Penn Medicine Strikes Multi-Year Deal with K Health to Deploy AI Clinical Agents Across Its Health System
The University of Pennsylvania Health System has agreed to a multi-year partnership with K Health to deploy artificial intelligence clinical agents across its electronic health records systems, the companies announced Tuesday, adding the prominent academic medical center to a client roster that already includes several large U.S. health systems.
The collaboration will begin with Penn Medicine On-Demand, the health system's virtual urgent care program, before expanding into in-person primary care and selected specialties, including cardiology and dermatology, across Penn's network of clinics.
The AI platform is designed to automate patient intake and clinical documentation. According to the two organizations, the system interviews patients conversationally and converts their responses into structured medical data, pre-populating draft clinical charts within the provider's EHR before the visit begins.

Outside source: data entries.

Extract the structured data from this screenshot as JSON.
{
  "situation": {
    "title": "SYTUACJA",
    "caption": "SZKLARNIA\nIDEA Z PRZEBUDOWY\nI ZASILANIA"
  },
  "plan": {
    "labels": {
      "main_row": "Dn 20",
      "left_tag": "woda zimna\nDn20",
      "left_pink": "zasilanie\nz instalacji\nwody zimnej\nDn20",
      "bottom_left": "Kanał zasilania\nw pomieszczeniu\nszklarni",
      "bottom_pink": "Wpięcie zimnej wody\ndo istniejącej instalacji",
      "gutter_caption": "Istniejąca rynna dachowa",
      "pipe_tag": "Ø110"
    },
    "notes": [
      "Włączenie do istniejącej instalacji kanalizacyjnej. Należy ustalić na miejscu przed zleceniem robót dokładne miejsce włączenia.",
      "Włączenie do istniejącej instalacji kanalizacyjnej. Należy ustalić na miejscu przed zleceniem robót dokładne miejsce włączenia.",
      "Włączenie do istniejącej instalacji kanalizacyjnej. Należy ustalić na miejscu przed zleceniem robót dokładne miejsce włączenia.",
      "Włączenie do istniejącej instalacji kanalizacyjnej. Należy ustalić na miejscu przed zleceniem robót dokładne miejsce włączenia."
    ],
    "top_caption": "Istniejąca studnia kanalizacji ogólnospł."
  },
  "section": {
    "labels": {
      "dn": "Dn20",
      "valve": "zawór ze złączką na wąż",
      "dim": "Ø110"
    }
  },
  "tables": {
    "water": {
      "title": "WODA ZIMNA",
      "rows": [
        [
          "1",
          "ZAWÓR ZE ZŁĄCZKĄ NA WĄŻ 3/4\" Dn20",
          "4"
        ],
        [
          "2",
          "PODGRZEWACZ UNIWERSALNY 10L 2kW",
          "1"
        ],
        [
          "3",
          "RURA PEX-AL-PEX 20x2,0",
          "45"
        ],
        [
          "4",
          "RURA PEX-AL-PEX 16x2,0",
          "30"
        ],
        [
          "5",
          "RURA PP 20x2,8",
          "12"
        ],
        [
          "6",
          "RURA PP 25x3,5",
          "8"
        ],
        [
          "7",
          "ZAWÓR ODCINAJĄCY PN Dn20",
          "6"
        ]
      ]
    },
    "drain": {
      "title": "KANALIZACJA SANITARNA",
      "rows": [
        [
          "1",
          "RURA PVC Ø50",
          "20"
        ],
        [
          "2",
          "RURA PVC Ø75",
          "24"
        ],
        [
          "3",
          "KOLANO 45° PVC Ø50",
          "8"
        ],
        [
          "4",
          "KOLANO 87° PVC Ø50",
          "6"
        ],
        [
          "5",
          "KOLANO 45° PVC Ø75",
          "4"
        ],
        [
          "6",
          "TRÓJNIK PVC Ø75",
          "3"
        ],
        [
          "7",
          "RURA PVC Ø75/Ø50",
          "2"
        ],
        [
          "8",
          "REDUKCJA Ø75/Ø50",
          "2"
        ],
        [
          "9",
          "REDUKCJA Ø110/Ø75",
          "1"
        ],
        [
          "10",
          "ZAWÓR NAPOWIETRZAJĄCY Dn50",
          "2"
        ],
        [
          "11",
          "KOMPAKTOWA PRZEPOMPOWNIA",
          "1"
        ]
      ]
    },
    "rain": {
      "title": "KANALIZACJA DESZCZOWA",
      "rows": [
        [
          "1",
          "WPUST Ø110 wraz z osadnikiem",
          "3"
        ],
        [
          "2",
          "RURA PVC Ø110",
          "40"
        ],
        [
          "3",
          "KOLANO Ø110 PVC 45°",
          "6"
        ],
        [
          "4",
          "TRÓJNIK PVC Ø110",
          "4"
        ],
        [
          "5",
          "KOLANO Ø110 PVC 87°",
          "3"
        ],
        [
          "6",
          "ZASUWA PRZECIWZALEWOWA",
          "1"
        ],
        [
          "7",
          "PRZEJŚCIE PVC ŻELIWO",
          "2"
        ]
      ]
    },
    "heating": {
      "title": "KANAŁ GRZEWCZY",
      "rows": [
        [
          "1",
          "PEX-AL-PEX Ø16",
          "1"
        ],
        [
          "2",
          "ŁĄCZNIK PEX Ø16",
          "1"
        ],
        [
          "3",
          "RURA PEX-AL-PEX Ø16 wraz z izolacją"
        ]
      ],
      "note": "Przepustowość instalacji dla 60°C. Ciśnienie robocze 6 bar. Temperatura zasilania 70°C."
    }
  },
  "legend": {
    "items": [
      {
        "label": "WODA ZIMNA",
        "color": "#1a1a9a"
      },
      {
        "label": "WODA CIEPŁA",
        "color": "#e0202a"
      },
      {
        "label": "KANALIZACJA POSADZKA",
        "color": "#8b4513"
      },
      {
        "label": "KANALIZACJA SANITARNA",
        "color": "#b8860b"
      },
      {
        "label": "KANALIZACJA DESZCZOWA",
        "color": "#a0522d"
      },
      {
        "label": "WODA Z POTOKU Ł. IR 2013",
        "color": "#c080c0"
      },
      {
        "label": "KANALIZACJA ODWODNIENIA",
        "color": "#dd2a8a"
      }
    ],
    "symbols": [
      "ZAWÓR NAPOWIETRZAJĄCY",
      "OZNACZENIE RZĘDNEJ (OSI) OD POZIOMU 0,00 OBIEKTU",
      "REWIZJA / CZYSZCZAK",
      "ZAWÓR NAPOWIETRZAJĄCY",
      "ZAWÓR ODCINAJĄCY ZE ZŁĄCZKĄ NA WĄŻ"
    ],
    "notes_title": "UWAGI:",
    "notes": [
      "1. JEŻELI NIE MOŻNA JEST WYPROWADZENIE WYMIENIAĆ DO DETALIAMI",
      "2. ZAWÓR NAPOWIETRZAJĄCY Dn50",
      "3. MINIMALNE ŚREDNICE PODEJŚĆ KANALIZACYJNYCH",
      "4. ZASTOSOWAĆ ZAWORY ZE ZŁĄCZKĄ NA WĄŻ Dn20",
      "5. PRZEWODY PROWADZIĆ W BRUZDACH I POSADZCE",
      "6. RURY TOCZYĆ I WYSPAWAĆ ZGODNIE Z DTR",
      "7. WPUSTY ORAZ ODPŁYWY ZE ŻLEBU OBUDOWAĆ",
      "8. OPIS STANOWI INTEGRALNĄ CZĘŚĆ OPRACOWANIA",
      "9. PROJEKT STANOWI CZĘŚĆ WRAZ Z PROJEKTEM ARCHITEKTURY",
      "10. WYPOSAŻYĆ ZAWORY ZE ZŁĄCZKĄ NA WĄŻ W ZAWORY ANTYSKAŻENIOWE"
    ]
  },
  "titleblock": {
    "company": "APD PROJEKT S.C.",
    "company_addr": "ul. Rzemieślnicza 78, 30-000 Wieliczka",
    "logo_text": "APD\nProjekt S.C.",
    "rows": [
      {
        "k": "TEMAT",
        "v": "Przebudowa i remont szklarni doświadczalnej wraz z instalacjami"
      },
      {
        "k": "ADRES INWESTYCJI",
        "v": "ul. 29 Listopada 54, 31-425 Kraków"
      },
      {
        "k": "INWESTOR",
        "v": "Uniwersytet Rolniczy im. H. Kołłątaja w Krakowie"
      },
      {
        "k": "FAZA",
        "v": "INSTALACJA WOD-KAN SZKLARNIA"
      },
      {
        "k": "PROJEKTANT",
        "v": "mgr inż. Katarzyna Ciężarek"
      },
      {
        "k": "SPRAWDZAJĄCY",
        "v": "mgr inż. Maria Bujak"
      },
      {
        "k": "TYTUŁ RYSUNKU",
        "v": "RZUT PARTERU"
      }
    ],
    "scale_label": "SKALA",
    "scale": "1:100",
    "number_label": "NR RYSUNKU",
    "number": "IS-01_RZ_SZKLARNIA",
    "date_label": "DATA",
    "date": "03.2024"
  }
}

Mitchell Schnall, M.D., Ph.D., Penn Medicine's senior vice president for data and technology solutions and a professor of radiology, said in a statement that the health system sees AI as a "clinical opportunity for the goal of improving patient care" and that the work "will allow us to continue to test how AI can best be used across the spectrum of care, according to Fierce Healthcare
The stated aims of the collaboration are to reduce wait times, support clinicians so they can focus on higher-acuity decisions, and make it easier for patients to understand and follow their care plans.
As part of the arrangement, K Health will provide a set of patient- and clinician-facing agents designed to work inside Penn Medicine's existing digital systems and EHRs. The company says its platform is trained on real-world medical interactions and structured clinical data.
Ran Shaul, co-founder and chief product officer of K Health, said in a statement that Penn Medicine is making "a major investment in K Health as a part of its clinical AI infrastructure," describing the platform not as a point solution but as a layer that "prepares the visit, and connects every patient question to a safe, navigable path inside the system," according to Fierce Healthcare.
The two organizations said the partnership also includes peer-reviewed research initiatives to measure the impact of clinical AI on workflow efficiency, patient engagement, and care delivery outcomes. K Health said it has previously published research with other academic medical centers on AI-enabled primary care automation and chronic disease management, according to Digital Health News.
The Penn Medicine deal is the latest in a series of agreements K Health has struck with large U.S. health systems. Over the last two years, the company has partnered with five major health systems -- Cedars-Sinai, Mayo Clinic, Hackensack Meridian Health, Hartford HealthCare, and Mass General Brigham -- to launch round-the-clock virtual primary care platforms. In November 2025, Northwell Health, New York's largest not-for-profit health system, announced it would power its Northwell Primary Care Now virtual platform with K Health's AI.
Founded in 2016 and headquartered in New York City, K Health has raised $384 million in total venture financing. Investors include Valor Equity Partners, Claure Group, Mangrove Capital Partners, and Comcast Ventures, among others.
The Penn Medicine announcement did not disclose the financial terms of the agreement.